Renewables drag down productivity

Originally published by Matthew Cranston, Economics Correspondent of  The Australian.

12.06.2026

Australia’s falling productivity levels have been driven down by the replacement of coal-fired power plants with billions of dollars in renewable energy projects, the Productivity Commission has declared, as it warns governments should to make only the most efficient, cost-effective investments.

After Energy Minister Chris Bowen made a push alongside the UN’s top climate official this week for further investment in renewable energy, Productivity Commission deputy chair Alex Robson released a study showing that such investment had “contributed to a productivity decline” and Australians were working harder for less.

“There has been significant ­investment over the past 20 years to replace coal assets reaching end of life,’’ Dr Robson said.

“While this investment was clearly necessary, it has seen measured productivity fall significantly as there is a lag between when new energy assets are built and when they start producing at full capacity. Despite a 126 per cent ­increase in the capital stock since 2001-02, output has only ­increased 14 per cent over the same period.”

The warnings follow Jim Chalmers and Anthony Albanese nominating improved productivity as a cornerstone of the Labor government’s second term, and Mr Bowen in his role as COP31 president of negotiations encouraging a push for a new global electrification target.

While noting that renewable energy investments had helped improve network quality and safety, as well as lower emissions, Dr Robson said such improvements were not picked up in ­conventional measures of productivity and “renewable energy is even more capital intensive than the assets being replaced”.

He called on governments to be careful about how they allocated spending on renewables.

“Governments can still do more to help ensure we continue this transformation as productively as possible,” Dr Robson said.

“A disciplined policy focus will help to ensure investment flows to the least-cost energy systems and most efficient means of reducing emissions.”

This week Mr Bowen told a climate summit in Bonn, Germany, that there was a need for new global electrification targets and further investment.

“We have to send a message to investors, to corporate boards, to economies that we are collectively committed to the task of ­decarbonising, building renewable energy and reducing fossil fuel reliance,” Mr Bowen said.

Estimates have placed the government’s annual spending commitments to climate and renewable energy at more than $9bn a year.

The Treasurer on Thursday noted that 43 per cent of Australia’s electricity was from renewable energy and the government’s spending on this area had helped with the price of electricity.

“Energy markets are a very ­important focus of our government … the progress we have made on renewables helps to ­explain why electricity and gas prices have had a more muted ­reaction to the current conflict compared to Ukraine shock,” Dr Chalmers said at investment bank Morgan Stanley’s annual conference .

The Australian Bureau of ­Statistics said in its most recent inflation reading that electricity prices were up by 22.5 per cent on the previous year.
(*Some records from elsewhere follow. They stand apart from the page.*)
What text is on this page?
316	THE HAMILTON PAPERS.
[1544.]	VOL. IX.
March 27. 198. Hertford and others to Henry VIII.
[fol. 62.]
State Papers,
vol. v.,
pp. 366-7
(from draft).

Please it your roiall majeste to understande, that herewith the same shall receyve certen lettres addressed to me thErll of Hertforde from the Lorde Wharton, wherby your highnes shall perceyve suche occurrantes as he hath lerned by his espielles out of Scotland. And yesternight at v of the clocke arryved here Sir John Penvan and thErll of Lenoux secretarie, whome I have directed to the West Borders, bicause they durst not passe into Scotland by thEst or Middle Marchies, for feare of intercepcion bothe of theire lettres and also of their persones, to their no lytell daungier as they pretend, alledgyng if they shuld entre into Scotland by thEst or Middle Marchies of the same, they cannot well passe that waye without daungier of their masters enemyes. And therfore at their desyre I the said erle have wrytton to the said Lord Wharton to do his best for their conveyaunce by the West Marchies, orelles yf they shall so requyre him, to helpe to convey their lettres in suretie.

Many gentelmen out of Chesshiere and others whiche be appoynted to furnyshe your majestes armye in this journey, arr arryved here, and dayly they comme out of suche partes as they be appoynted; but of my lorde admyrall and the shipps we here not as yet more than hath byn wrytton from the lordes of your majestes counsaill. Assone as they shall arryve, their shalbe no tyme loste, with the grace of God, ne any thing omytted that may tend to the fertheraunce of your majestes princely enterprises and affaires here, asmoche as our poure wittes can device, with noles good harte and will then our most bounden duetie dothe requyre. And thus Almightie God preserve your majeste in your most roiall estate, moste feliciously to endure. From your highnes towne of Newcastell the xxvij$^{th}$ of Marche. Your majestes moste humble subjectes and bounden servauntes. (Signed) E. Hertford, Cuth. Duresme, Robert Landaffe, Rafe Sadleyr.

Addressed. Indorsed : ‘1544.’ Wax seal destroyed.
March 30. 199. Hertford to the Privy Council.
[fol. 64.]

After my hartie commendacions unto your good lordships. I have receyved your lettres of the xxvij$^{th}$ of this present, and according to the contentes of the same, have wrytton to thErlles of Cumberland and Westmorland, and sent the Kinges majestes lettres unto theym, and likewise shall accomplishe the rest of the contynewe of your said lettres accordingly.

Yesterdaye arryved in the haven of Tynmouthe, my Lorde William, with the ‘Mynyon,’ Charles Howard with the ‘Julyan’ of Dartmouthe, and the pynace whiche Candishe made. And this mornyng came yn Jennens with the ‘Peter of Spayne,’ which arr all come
National accounts released last week showed that overall household spending on electricity had jumped 11.5 per cent in the first three months of this year alone as rebates from government rolled off.

The spending on electricity was the biggest contribution to the growth in household consumption, “raising out‑of‑pocket expenditure for households”.

Dr Robson said Australians were working more for less.

“The value of goods and services we produce is increasing, but not by as much as hours worked. In aggregate, we are working harder and longer, but we are not working smarter,” Dr Robson said. “Our capacity to produce electricity efficiently is critical to our overall productivity. A productive economy needs reliable and affordable energy.”

Australia’s productivity rate – the level of output per hour worked – fell by -0.6 per cent in the March quarter, leaving the annual rate at 0.3 per cent, well below the government’s already downgraded long-run assumption of 1.2 per cent.

Dr Robson said some electricity sector investments had focused on quality improvements and when they were taken into consideration the decline in productivity was not as bad as first ­appeared. He noted that from 2006-07 to 2023-24, quality adjusted productivity fell 8 per cent for the distribution element of the electricity sector and 15 per cent for the transmission element.

When the quality improvements were not incorporated then the measures declined by 24 per cent and 26 per cent respectively.

Dr Robson said governments should do more to help ensure this transformation evolved in the “most productive way possible”.

“Australia should continue to identify and act on opportunities to improve productivity through the most efficient and cost-­effective investments,” he said.

Assistant Technology Minister Andrew Charlton this week said energy-­hungry data centres could be used to “accelerate our energy transition rather than threaten it” by lifting the level of investment in renewable energy. “But large new (data centre) loads arriving faster than generation and transmission can expand could push up prices for everyone if not carefully managed,” Dr Charlton said at the Sydney Institute.

“We expect data centres to underwrite new renewable power supply. That means they must bring their own generation, not draw down everyone else’s. We expect them to pay their full share of grid connection, so those costs are never passed to households and businesses. We expect them to support the system through demand flexibility, to be a grid asset rather than a grid burden.”